AgCl (Ksp = 1.77× 10–10)

Calculate Qsp for each salt and compare with Ksp.

For example, Qsp for AgCl = (5E-5)(5E-5) = 25E-10 = 2.5E-9.
Ksp = 1.77E-10 which is SMALLER than Qsp so AgCl will ppt. Remember the Ksp can't be exceeded. It the ion product IS exceeded, a ppt occurs.

Its AgCl can confirm

1.77

AgCl is the answer.

Definitely AgCl

To determine which precipitate will form, we need to compare the Q (ion product) values of each potential precipitate with their respective solubility product constant (Ksp) values.

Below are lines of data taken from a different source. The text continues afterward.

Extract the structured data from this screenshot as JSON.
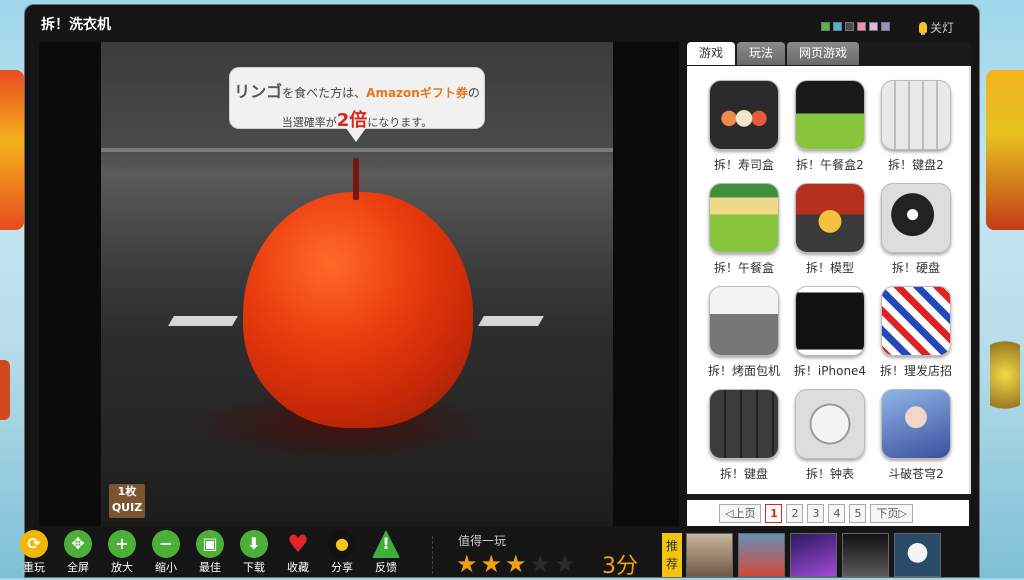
{
  "window": {
    "title": "拆！洗衣机",
    "lights_label": "关灯",
    "swatch_colors": [
      "#4dbb4d",
      "#47b6d8",
      "#4a4a4a",
      "#f58ea8",
      "#e3b6e3",
      "#8f8fd6"
    ]
  },
  "game": {
    "bubble": {
      "line1_big": "リンゴ",
      "line1_a": "を食べた方は、",
      "line1_orange": "Amazonギフト券",
      "line1_b": "の",
      "line2_a": "当選確率が",
      "line2_red": "2倍",
      "line2_b": "になります。"
    },
    "quiz_badge": {
      "line1": "1枚",
      "line2": "QUIZ"
    }
  },
  "side": {
    "tabs": [
      "游戏",
      "玩法",
      "网页游戏"
    ],
    "games": [
      {
        "label": "拆！寿司盒",
        "icon": "sushi-box-icon"
      },
      {
        "label": "拆！午餐盒2",
        "icon": "lunch-box2-icon"
      },
      {
        "label": "拆！键盘2",
        "icon": "keyboard2-icon"
      },
      {
        "label": "拆！午餐盒",
        "icon": "lunch-box-icon"
      },
      {
        "label": "拆！模型",
        "icon": "model-icon"
      },
      {
        "label": "拆！硬盘",
        "icon": "hard-disk-icon"
      },
      {
        "label": "拆！烤面包机",
        "icon": "toaster-icon"
      },
      {
        "label": "拆！iPhone4",
        "icon": "iphone4-icon"
      },
      {
        "label": "拆！理发店招",
        "icon": "barber-pole-icon"
      },
      {
        "label": "拆！键盘",
        "icon": "keyboard-icon"
      },
      {
        "label": "拆！钟表",
        "icon": "clock-icon"
      },
      {
        "label": "斗破苍穹2",
        "icon": "fantasy-game-icon"
      }
    ],
    "pager": {
      "prev": "上页",
      "pages": [
        "1",
        "2",
        "3",
        "4",
        "5"
      ],
      "current": "1",
      "next": "下页"
    }
  },
  "toolbar": {
    "tools": [
      {
        "label": "重玩",
        "icon": "replay-icon",
        "color": "#f2b705"
      },
      {
        "label": "全屏",
        "icon": "fullscreen-icon",
        "color": "#4caf3a"
      },
      {
        "label": "放大",
        "icon": "zoom-in-icon",
        "color": "#4caf3a"
      },
      {
        "label": "缩小",
        "icon": "zoom-out-icon",
        "color": "#4caf3a"
      },
      {
        "label": "最佳",
        "icon": "best-fit-icon",
        "color": "#4caf3a"
      },
      {
        "label": "下载",
        "icon": "download-icon",
        "color": "#4caf3a"
      },
      {
        "label": "收藏",
        "icon": "favorite-icon",
        "color": "#e0242a"
      },
      {
        "label": "分享",
        "icon": "qq-share-icon",
        "color": "#222222"
      },
      {
        "label": "反馈",
        "icon": "feedback-icon",
        "color": "#3fae3a"
      }
    ],
    "rating": {
      "label": "值得一玩",
      "stars_filled": 3,
      "stars_total": 5,
      "score": "3分"
    },
    "recommend": {
      "label": "推荐",
      "count": 5
    }
  }
}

The ion product (Q) is calculated by multiplying the concentrations of the individual ions involved in the reaction. In this case, we have three potential solubility reactions:

1) Ag2SO4 ↔ 2Ag+ + SO42–
2) AgCl ↔ Ag+ + Cl–
3) Ag2CO3 ↔ 2Ag+ + CO32–

Let's calculate the Q values for each of these reactions based on the given concentrations:

1) Q for Ag2SO4 = [Ag+]² × [SO42–]
Given: [Ag+] = [SO42–] = 5.0×10–5 M
Substituting the values, we get:
Q = (5.0×10–5)² × (5.0×10–5) = 2.5×10–13

2) Q for AgCl = [Ag+] × [Cl–]
Given: [Ag+] = [Cl–] = 5.0×10–5 M
Substituting the values, we get:
Q = (5.0×10–5) × (5.0×10–5) = 2.5×10–9

3) Q for Ag2CO3 = [Ag+]² × [CO32–]
Given: [Ag+] = [CO32–] = 5.0×10–5 M
Substituting the values, we get:
Q = (5.0×10–5)² × (5.0×10–5) = 1.25×10–14

Now let's compare the Q values with their respective Ksp values:

1) For Ag2SO4: Q = 2.5×10–13, Ksp = 1.12×10–5
Since Q < Ksp, no precipitate will form.

2) For AgCl: Q = 2.5×10–9, Ksp = 1.77×10–10
Since Q > Ksp, a precipitate of AgCl will form.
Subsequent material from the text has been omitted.